L’histoire, malheureusement, se répète, pour ce père et son fils. Enfant, le père faisait partie de la communauté arménienne vivant à Bakou, la capitale de l’Azerbaïdjan.
En janvier 1990, en marge de la première guerre, un pogrom est perpétré contre cette population. De nombreuses familles, comme la sienne, sont obligées de fuir le pays. En 2017, lorsqu’Yvan Travert le rencontre, cet homme a pris racine et fondé une famille dans la petite ville de Chouchi. Mais ce bonheur simple ne durera pas. Trois ans plus tard, la seconde guerre du Haut-Karabagh éclate et la ville est conquise par l’Azerbaïdjan. S’il n’a pas été tué lors de ce conflit, l’homme est à nouveau déraciné. Et son fils a connu le même sort que lui au même âge. Leur destin illustre bien les dissensions séculaires opposant Arméniens et Azerbaïdjanais. Elles ont donné lieu, dans l’histoire du XXe siècle, à plusieurs épisodes de massacres inter-ethniques et de déplacements forcés de populations. Mais depuis quelques années, un véritable discours de haine anti-arménienne s’est propagé depuis le plus haut niveau de l’État azerbaïdjanais. Plusieurs instances internationales se sont émues de cette rhétorique hostile largement reprise par les médias et les réseaux sociaux. Le président Ilham Aliyev en fait régulièrement usage, traitant les Arméniens de « barbares et vandales », de « malades » infectés par « un virus », ou se réjouissant, en 2020, que ses soldats les aient chassés du Haut-Karabagh « comme des chiens ».

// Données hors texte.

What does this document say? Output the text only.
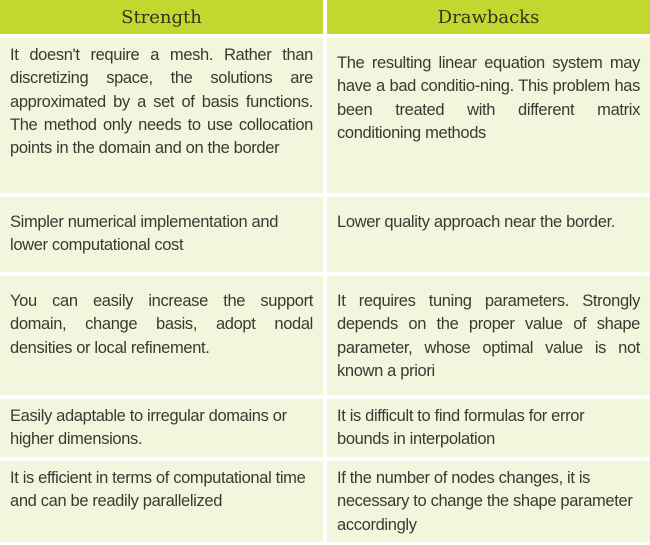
Strength	Drawbacks
It doesn't require a mesh. Rather than discretizing space, the solutions are approximated by a set of basis functions. The method only needs to use collocation points in the domain and on the border
The resulting linear equation system may have a bad conditio-ning. This problem has been treated with different matrix conditioning methods
Simpler numerical implementation and lower computational cost
Lower quality approach near the border.
You can easily increase the support domain, change basis, adopt nodal densities or local refinement.
It requires tuning parameters. Strongly depends on the proper value of shape parameter, whose optimal value is not known a priori
Easily adaptable to irregular domains or higher dimensions.
It is difficult to find formulas for error bounds in interpolation
It is efficient in terms of computational time and can be readily parallelized
If the number of nodes changes, it is necessary to change the shape parameter accordingly
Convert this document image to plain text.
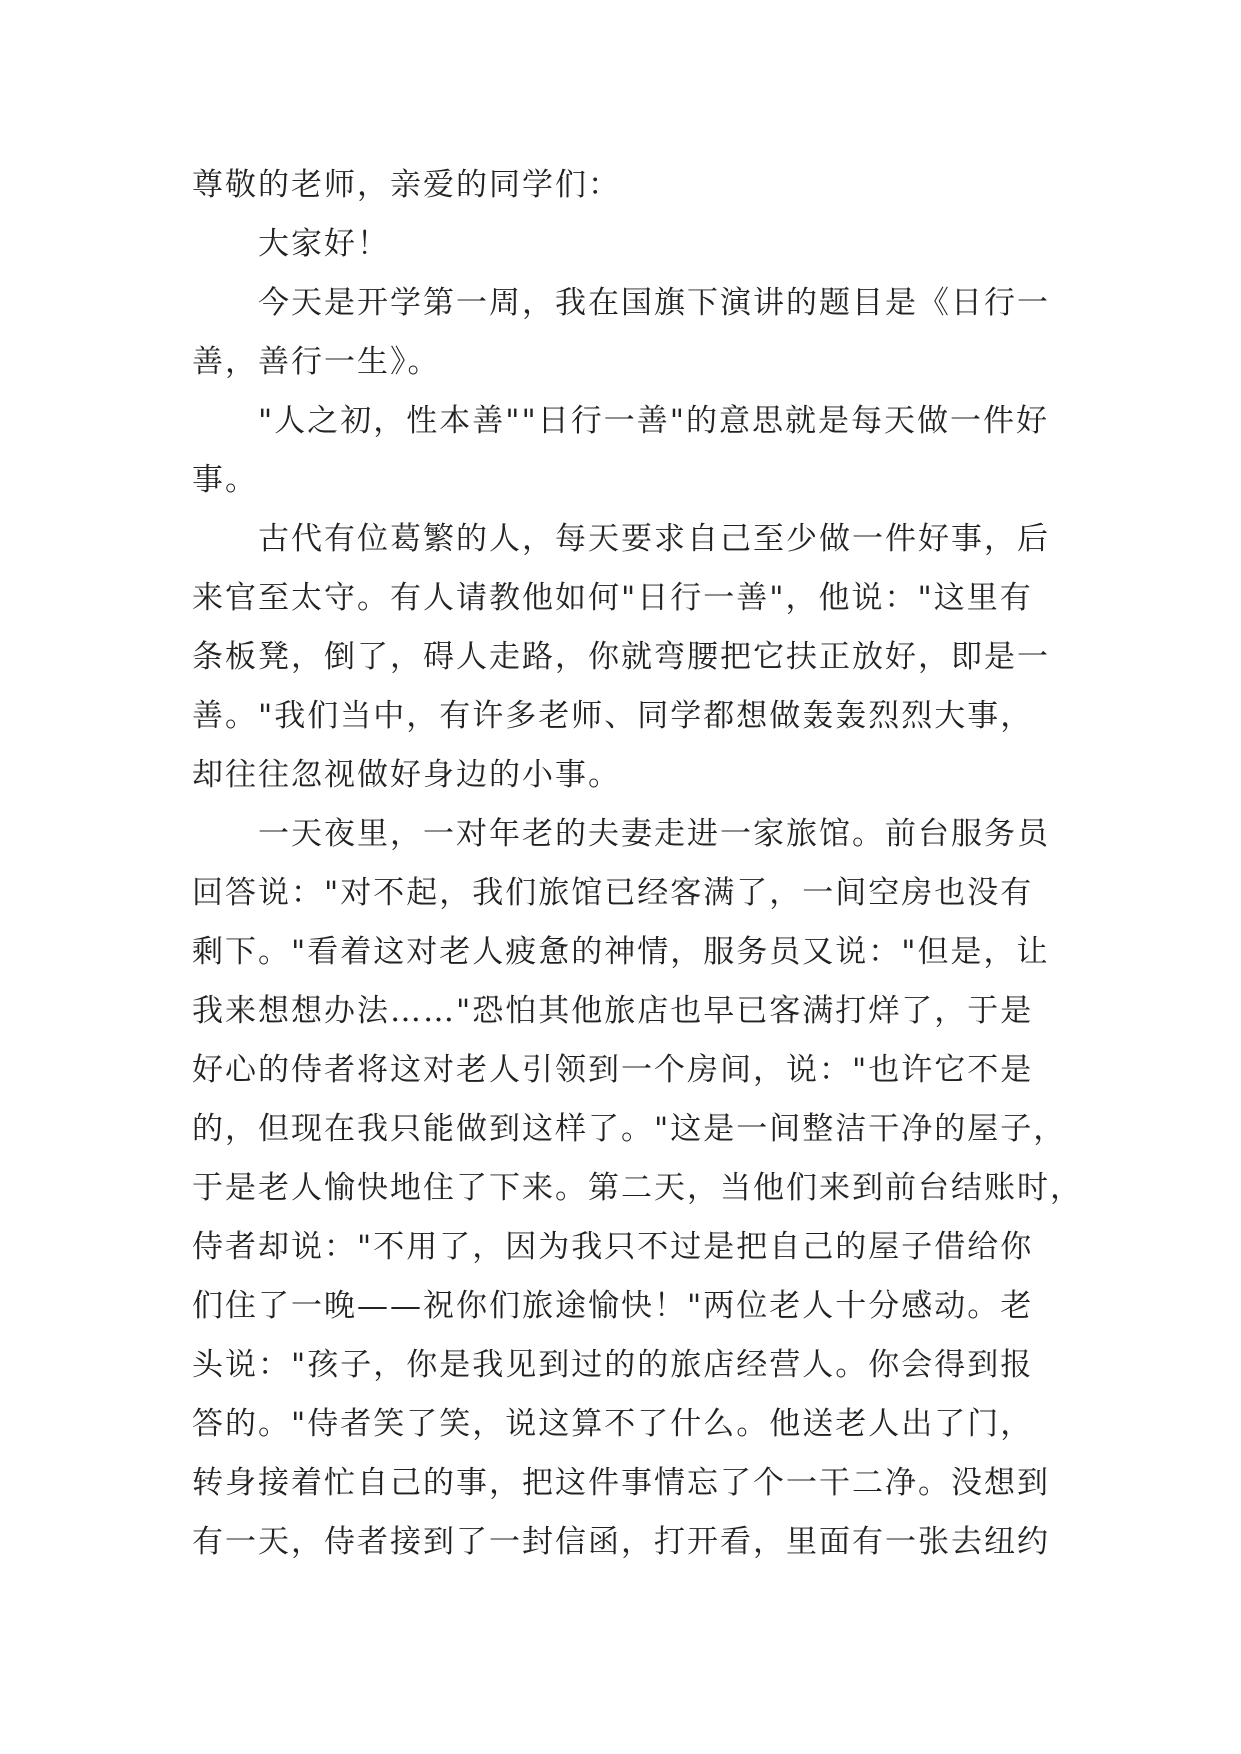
尊敬的老师，亲爱的同学们：
大家好！
今天是开学第一周，我在国旗下演讲的题目是《日行一
善，善行一生》。
"人之初，性本善""日行一善"的意思就是每天做一件好
事。
古代有位葛繁的人，每天要求自己至少做一件好事，后
来官至太守。有人请教他如何"日行一善"，他说："这里有
条板凳，倒了，碍人走路，你就弯腰把它扶正放好，即是一
善。"我们当中，有许多老师、同学都想做轰轰烈烈大事，
却往往忽视做好身边的小事。
一天夜里，一对年老的夫妻走进一家旅馆。前台服务员
回答说："对不起，我们旅馆已经客满了，一间空房也没有
剩下。"看着这对老人疲惫的神情，服务员又说："但是，让
我来想想办法……"恐怕其他旅店也早已客满打烊了，于是
好心的侍者将这对老人引领到一个房间，说："也许它不是
的，但现在我只能做到这样了。"这是一间整洁干净的屋子，
于是老人愉快地住了下来。第二天，当他们来到前台结账时，
侍者却说："不用了，因为我只不过是把自己的屋子借给你
们住了一晚——祝你们旅途愉快！"两位老人十分感动。老
头说："孩子，你是我见到过的的旅店经营人。你会得到报
答的。"侍者笑了笑，说这算不了什么。他送老人出了门，
转身接着忙自己的事，把这件事情忘了个一干二净。没想到
有一天，侍者接到了一封信函，打开看，里面有一张去纽约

Ce discours vise à façonner l’état d’esprit des habitants dès leur plus jeune âge, comme le déplore le Conseil de l’Europe, qui note que les manuels scolaires présentent les Arméniens sous un jour « stéréotypé et dévalorisant ». Symbole de cette arménophobie officiellement encouragée, le sort réservé à Ramil Safarov. Lors d’un stage organisé par l’Otan à Budapest en 2004, cet officier de l’armée azerbaïdjanaise avait sauvagement assassiné un militaire arménien dans son sommeil, au seul motif de sa nationalité. Condamné à la réclusion à perpétuité par la justice hongroise puis extradé, il fut accueilli en héros, gracié par Ilham Aliyev et même récompensé. Plus récemment, cette haine assumée a été mise au service de revendications territoriales sur l’Arménie elle-même que le président nomme « Azerbaïdjan occidental ». Une nouvelle menace sur les espoirs de paix dans la région. Et sur la perspective d’un avenir serein pour ce père et son fils.